Reclaman la creación de fuentes de trabajo y que el Gobierno controle a las empresa. Un vocal de AOMA aseguró que el 80% de trabajadores del sector minero son de Salta y Tucumán.


El martes último se realizó en Belén una marcha con personas desocupadas de esa localidad, Andalgalá y Santa María.

Reclaman por la creación de fuentes de trabajo y para que se exija a las empresas que contraten mano de obra catamarqueña.

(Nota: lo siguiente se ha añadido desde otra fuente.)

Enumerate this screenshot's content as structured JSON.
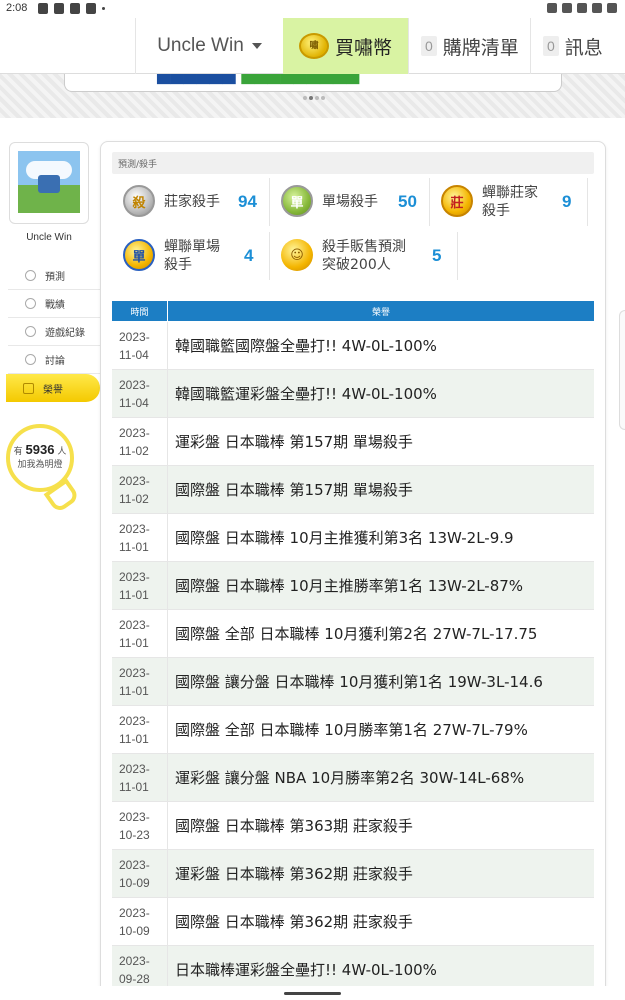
{
  "status": {
    "time": "2:08"
  },
  "nav": {
    "user": "Uncle Win",
    "buy_label": "買嘯幣",
    "buy_coin": "嘯",
    "cart_count": "0",
    "cart_label": "購牌清單",
    "msg_count": "0",
    "msg_label": "訊息"
  },
  "sidebar": {
    "username": "Uncle Win",
    "items": [
      {
        "label": "預測"
      },
      {
        "label": "戰績"
      },
      {
        "label": "遊戲紀錄"
      },
      {
        "label": "討論"
      },
      {
        "label": "榮譽"
      }
    ],
    "fans_prefix": "有",
    "fans_count": "5936",
    "fans_suffix": "人",
    "fans_text": "加我為明燈"
  },
  "breadcrumb": "預測/殺手",
  "honors": [
    {
      "label": "莊家殺手",
      "count": "94",
      "glyph": "殺"
    },
    {
      "label": "單場殺手",
      "count": "50",
      "glyph": "單"
    },
    {
      "label_line1": "蟬聯莊家",
      "label_line2": "殺手",
      "count": "9",
      "glyph": "莊"
    },
    {
      "label_line1": "蟬聯單場",
      "label_line2": "殺手",
      "count": "4",
      "glyph": "單"
    },
    {
      "label_line1": "殺手販售預測",
      "label_line2": "突破200人",
      "count": "5",
      "glyph": "☺"
    }
  ],
  "table": {
    "col_time": "時間",
    "col_honor": "榮譽",
    "rows": [
      {
        "year": "2023-",
        "md": "11-04",
        "text": "韓國職籃國際盤全壘打!! 4W-0L-100%"
      },
      {
        "year": "2023-",
        "md": "11-04",
        "text": "韓國職籃運彩盤全壘打!! 4W-0L-100%"
      },
      {
        "year": "2023-",
        "md": "11-02",
        "text": "運彩盤 日本職棒 第157期 單場殺手"
      },
      {
        "year": "2023-",
        "md": "11-02",
        "text": "國際盤 日本職棒 第157期 單場殺手"
      },
      {
        "year": "2023-",
        "md": "11-01",
        "text": "國際盤 日本職棒 10月主推獲利第3名 13W-2L-9.9"
      },
      {
        "year": "2023-",
        "md": "11-01",
        "text": "國際盤 日本職棒 10月主推勝率第1名 13W-2L-87%"
      },
      {
        "year": "2023-",
        "md": "11-01",
        "text": "國際盤 全部 日本職棒 10月獲利第2名 27W-7L-17.75"
      },
      {
        "year": "2023-",
        "md": "11-01",
        "text": "國際盤 讓分盤 日本職棒 10月獲利第1名 19W-3L-14.6"
      },
      {
        "year": "2023-",
        "md": "11-01",
        "text": "國際盤 全部 日本職棒 10月勝率第1名 27W-7L-79%"
      },
      {
        "year": "2023-",
        "md": "11-01",
        "text": "運彩盤 讓分盤 NBA 10月勝率第2名 30W-14L-68%"
      },
      {
        "year": "2023-",
        "md": "10-23",
        "text": "國際盤 日本職棒 第363期 莊家殺手"
      },
      {
        "year": "2023-",
        "md": "10-09",
        "text": "運彩盤 日本職棒 第362期 莊家殺手"
      },
      {
        "year": "2023-",
        "md": "10-09",
        "text": "國際盤 日本職棒 第362期 莊家殺手"
      },
      {
        "year": "2023-",
        "md": "09-28",
        "text": "日本職棒運彩盤全壘打!! 4W-0L-100%"
      }
    ]
  },
  "colors": {
    "accent_blue": "#1c7ec4",
    "count_blue": "#1c8fd6",
    "buy_green": "#d9f3a3",
    "active_yellow": "#f4c900"
  }
}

Julio César Contreras, vocal titular de AOMA, el gremio que nuclea a los trabajadores del sector minero, dijo a la prensa que se reunieron jóvenes de los tres departamentos para reclamar por mayor cantidad de mano de obra local.

“No tenemos por qué estar renegando; hay una 80% de mano de obra tucumana y salteña”, afirmó al referirse a las empresas mineras.

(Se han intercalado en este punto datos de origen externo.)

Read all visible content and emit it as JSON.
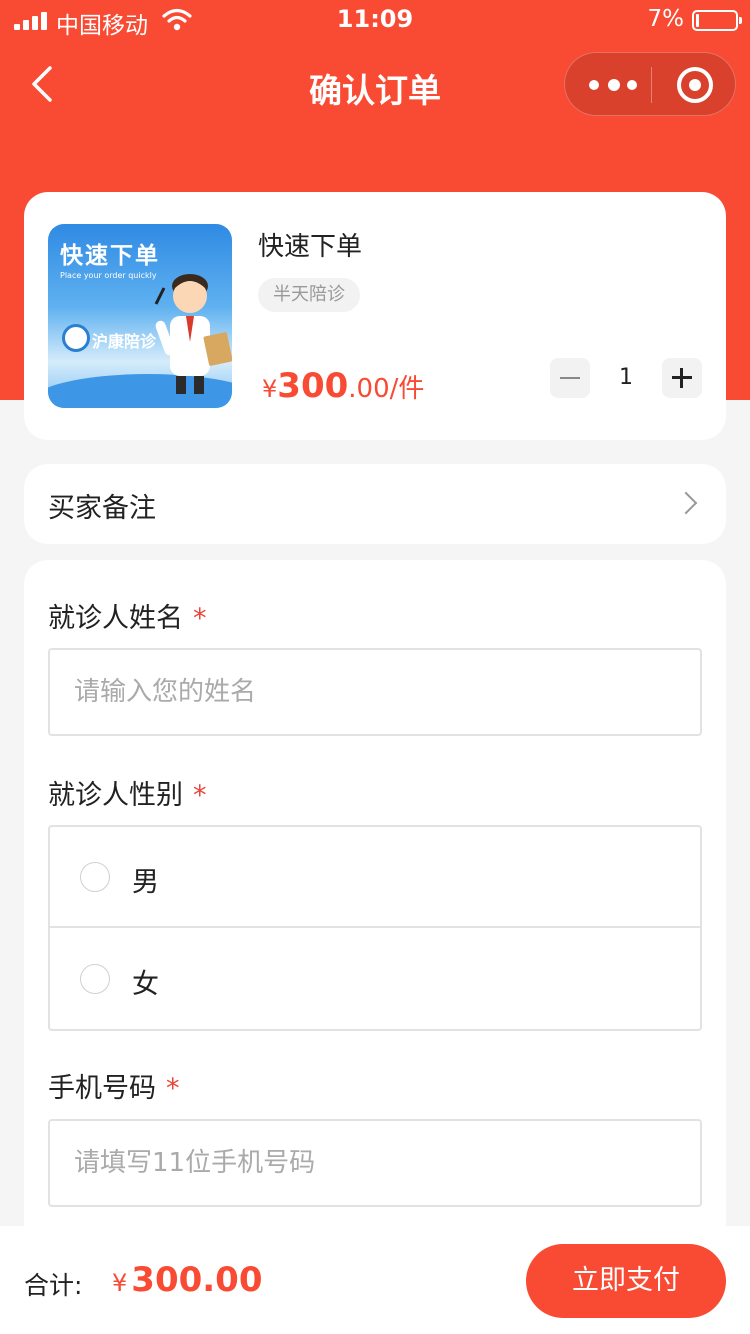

Los desocupados se mostraron molestos con el secretario de Minería, Rodolfo Micone, con quien ya tuvieron reuniones.

“Tuvimos diálogo hace unos meses, le pasamos cuáles son las empresas que toman empleados de otras provincias. Hemos creído en su palabra, pero no pudo, o no quiso, hacer nada”, expresó Contreras.

En la marcha participaron ex trabajadores de Alumbrera y gente del Oeste que ya tiene varios años sin trabajo.

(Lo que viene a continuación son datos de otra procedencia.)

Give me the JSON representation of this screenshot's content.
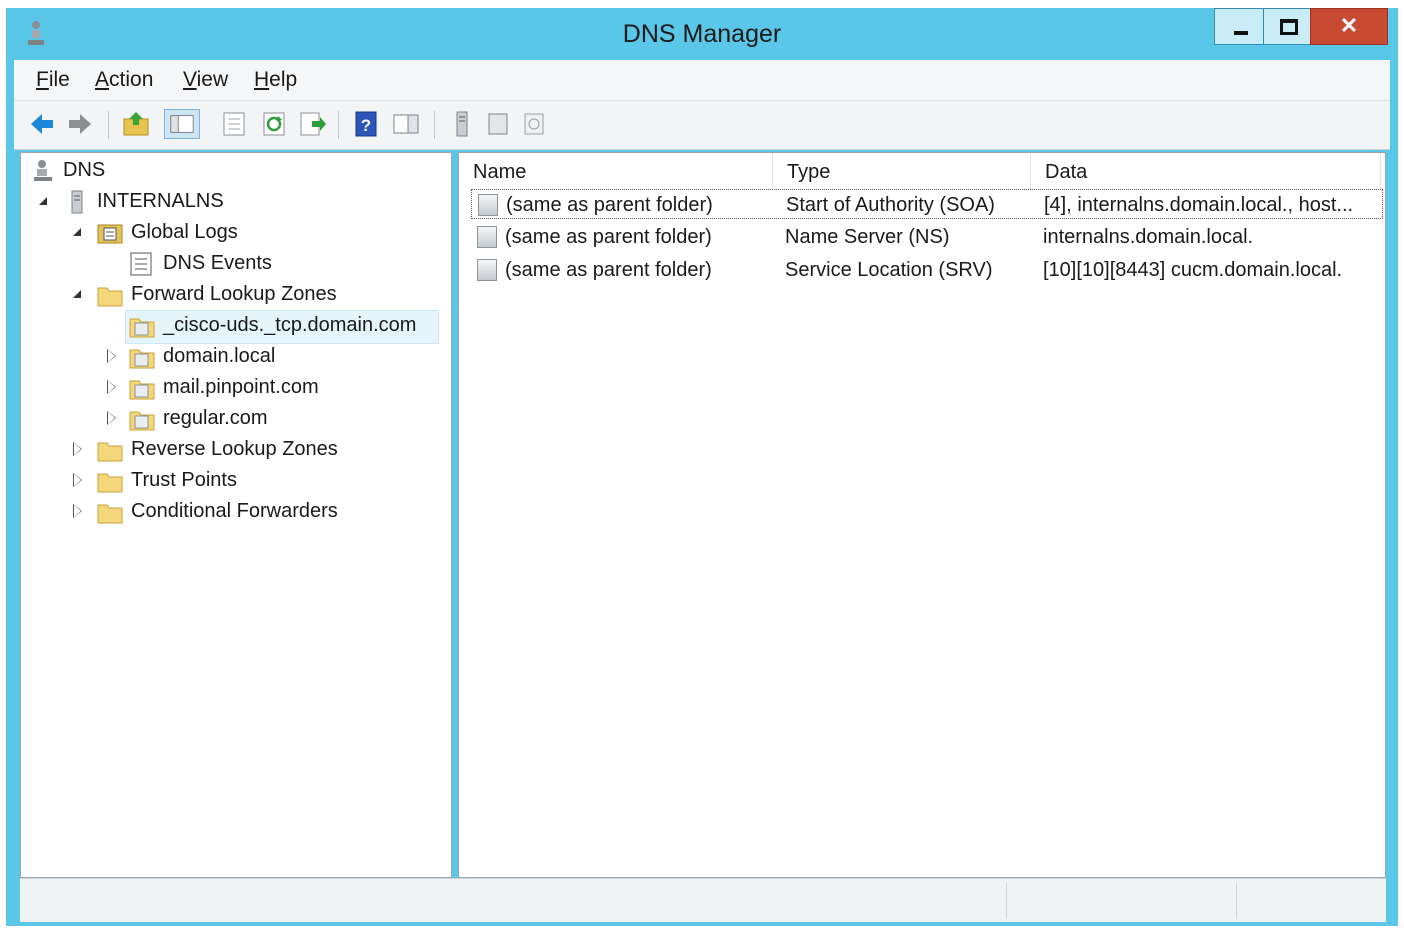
{
  "window": {
    "title": "DNS Manager"
  },
  "menu": {
    "file": "File",
    "action": "Action",
    "view": "View",
    "help": "Help"
  },
  "toolbar": {
    "icons": [
      "back-arrow-icon",
      "forward-arrow-icon",
      "up-folder-icon",
      "console-tree-icon",
      "properties-icon",
      "refresh-icon",
      "export-list-icon",
      "help-icon",
      "show-hide-icon",
      "server-icon",
      "record-icon",
      "zone-icon"
    ]
  },
  "tree": {
    "root": "DNS",
    "server": "INTERNALNS",
    "global_logs": "Global Logs",
    "dns_events": "DNS Events",
    "forward_lookup_zones": "Forward Lookup Zones",
    "zones": [
      "_cisco-uds._tcp.domain.com",
      "domain.local",
      "mail.pinpoint.com",
      "regular.com"
    ],
    "reverse_lookup_zones": "Reverse Lookup Zones",
    "trust_points": "Trust Points",
    "conditional_forwarders": "Conditional Forwarders"
  },
  "list": {
    "columns": [
      "Name",
      "Type",
      "Data"
    ],
    "rows": [
      {
        "name": "(same as parent folder)",
        "type": "Start of Authority (SOA)",
        "data": "[4], internalns.domain.local., host..."
      },
      {
        "name": "(same as parent folder)",
        "type": "Name Server (NS)",
        "data": "internalns.domain.local."
      },
      {
        "name": "(same as parent folder)",
        "type": "Service Location (SRV)",
        "data": "[10][10][8443] cucm.domain.local."
      }
    ]
  },
  "colors": {
    "frame": "#5ac7e8",
    "close": "#c84a33",
    "selection": "#e5f3fb"
  }
}
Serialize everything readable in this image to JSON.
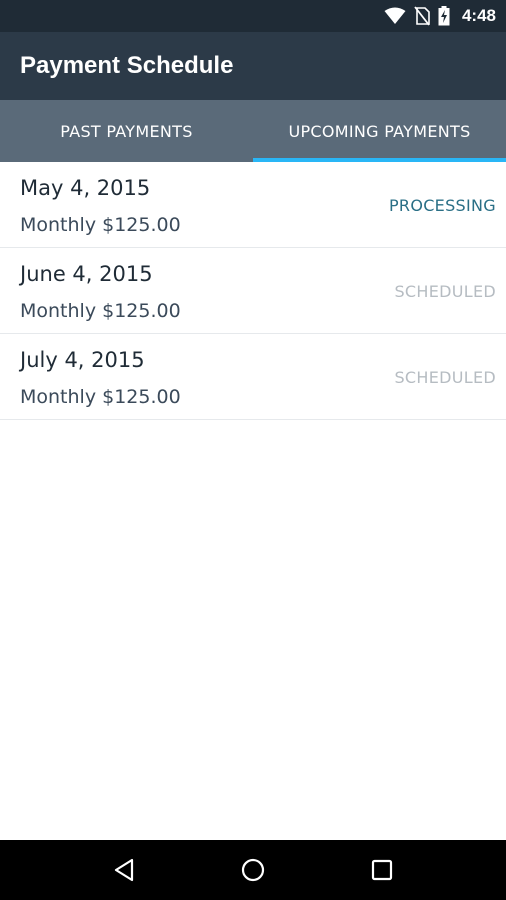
{
  "status_bar": {
    "time": "4:48",
    "icons": [
      "wifi-icon",
      "no-sim-icon",
      "battery-charging-icon"
    ]
  },
  "app_bar": {
    "title": "Payment Schedule"
  },
  "tabs": [
    {
      "label": "PAST PAYMENTS",
      "active": false
    },
    {
      "label": "UPCOMING PAYMENTS",
      "active": true
    }
  ],
  "payments": [
    {
      "date": "May 4, 2015",
      "amount": "Monthly $125.00",
      "status": "PROCESSING",
      "status_color": "#2a6f86"
    },
    {
      "date": "June 4, 2015",
      "amount": "Monthly $125.00",
      "status": "SCHEDULED",
      "status_color": "#b6bcc2"
    },
    {
      "date": "July 4, 2015",
      "amount": "Monthly $125.00",
      "status": "SCHEDULED",
      "status_color": "#b6bcc2"
    }
  ],
  "nav_bar": {
    "buttons": [
      "back-icon",
      "home-icon",
      "recents-icon"
    ]
  },
  "colors": {
    "status_bar_bg": "#1f2b36",
    "app_bar_bg": "#2c3a48",
    "tab_bar_bg": "#5a6a79",
    "tab_indicator": "#29b6f6"
  }
}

“Hemos agotado las instancias de diálogo con Micone, quien debería controlar que sea mano de obra catamarqueña; es la única persona que debería salir con la Dirección de Inspección Laboral para constatar que toda la mano de obra sea catamarqueña”, expresó y manifestó que el Gobierno no tuvo reacción frente al cierre de Bajo La Alumbrera.

Ante el reclamo, desde la Secretaría de Minería se apuntó que se recibió a las agrupaciones de desocupados y se organizaron capacitaciones. En este sentido, algunos lograron acceder a una fuente laboral.

En igual sentido se informó que se mantiene la obligación de contratar mano de obra local.

La exigencia para las empresas es que el 70% de su personal sea mano de obra local y se brinde capacitación.

El Gobierno destacó la apertura de tecnicaturas destinadas a la formación en minería de recursos humanos.